思いがけない言葉が、17歳の私の心を震わせた。

神奈川県立秦野高校水泳部。特に強豪でもない公立高校で、私はある同級生の指導に関わっていた。最初は戸惑いもあった。同級生を指導するなんて生意気なことではないか。でも、彼の真摯な姿勢に、私も本気で向き合わざるを得なかった。

練習メニューを組み、筋トレを紹介し、フォームの修正を重ねていく。時には厳しい言葉をかけることもあった。でも彼は、そのたびに真剣な眼差しで諦めず、私の言葉に耳を傾けてくれた。

そして迎えた大会の日。

彼が泳ぎ終わった瞬間、電光掲示板に映し出された数字に、思わず声が出た。

「やった!」

ベストタイム更新。それも、予想以上の記録だった。

プールサイドに上がってきた彼の顔が、今でも鮮明に思い出せる。歓喜の表情で駆け寄ってきた彼が、私に投げかけた言葉。

「関野のおかげだわ」

その一言が、私の人生を変えることになった。

競技で結果を出すことも、もちろん大きな喜びだ。でも、人を育てることの喜びは、それとはまた違う深い充実感があった。

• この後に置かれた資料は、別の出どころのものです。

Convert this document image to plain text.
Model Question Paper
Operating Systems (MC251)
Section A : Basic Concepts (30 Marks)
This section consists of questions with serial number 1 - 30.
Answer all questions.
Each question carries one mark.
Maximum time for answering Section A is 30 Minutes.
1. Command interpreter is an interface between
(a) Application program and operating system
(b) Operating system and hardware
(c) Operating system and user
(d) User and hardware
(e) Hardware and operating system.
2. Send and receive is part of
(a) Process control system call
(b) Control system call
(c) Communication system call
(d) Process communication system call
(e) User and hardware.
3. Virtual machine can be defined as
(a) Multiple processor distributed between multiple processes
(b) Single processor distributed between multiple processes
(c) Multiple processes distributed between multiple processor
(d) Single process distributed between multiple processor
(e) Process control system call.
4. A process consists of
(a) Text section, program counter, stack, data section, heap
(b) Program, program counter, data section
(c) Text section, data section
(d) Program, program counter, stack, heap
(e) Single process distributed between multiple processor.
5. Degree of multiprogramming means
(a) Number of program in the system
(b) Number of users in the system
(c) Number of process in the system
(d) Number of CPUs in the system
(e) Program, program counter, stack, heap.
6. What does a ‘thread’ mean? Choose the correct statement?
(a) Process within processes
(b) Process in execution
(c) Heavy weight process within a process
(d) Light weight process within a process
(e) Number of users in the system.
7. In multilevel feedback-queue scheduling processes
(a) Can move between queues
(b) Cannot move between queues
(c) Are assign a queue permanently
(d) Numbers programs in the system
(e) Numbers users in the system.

この話は受験の面接で何度も語る、私のコアエピソードとなった️。


舞台の幕が上がる ー 指導者としての挑戦

「再来週から実際の指導に入ってもらいます」

入学からわずか1ヶ月。水泳指導者になるため、東京YMCA社会体育・保育専門学校での新生活が始まったばかりだった私に、突然の宣告が下された。

スポーツ指導者養成の名門として知られるYMCA。そこでの学びは、私の想像をはるかに超えるものだった。

最初に入ったクラスは、小学校〜中学生までの育成水泳クラス。これまでアルバイトでの指導経験はあったものの、今回は全く違う現場。勝手も雰囲気も、すべてが新鮮で、そして不安だった。

特に大きな壁となったのは、私自身の性格だった。

人見知りでシャイ。子どもとのコミュニケーションにも苦手意識があった。プールサイドに立つたび、緊張と不安で声がこもってしまう。

「本当にこんな指導でいいのだろうか」

そんな不安が、常につきまとっていた。

専門学校ではこの他にも様々な環境で実習を行った。そしていつものように緊張しながら子どもの前に立った時、ふと気づいた。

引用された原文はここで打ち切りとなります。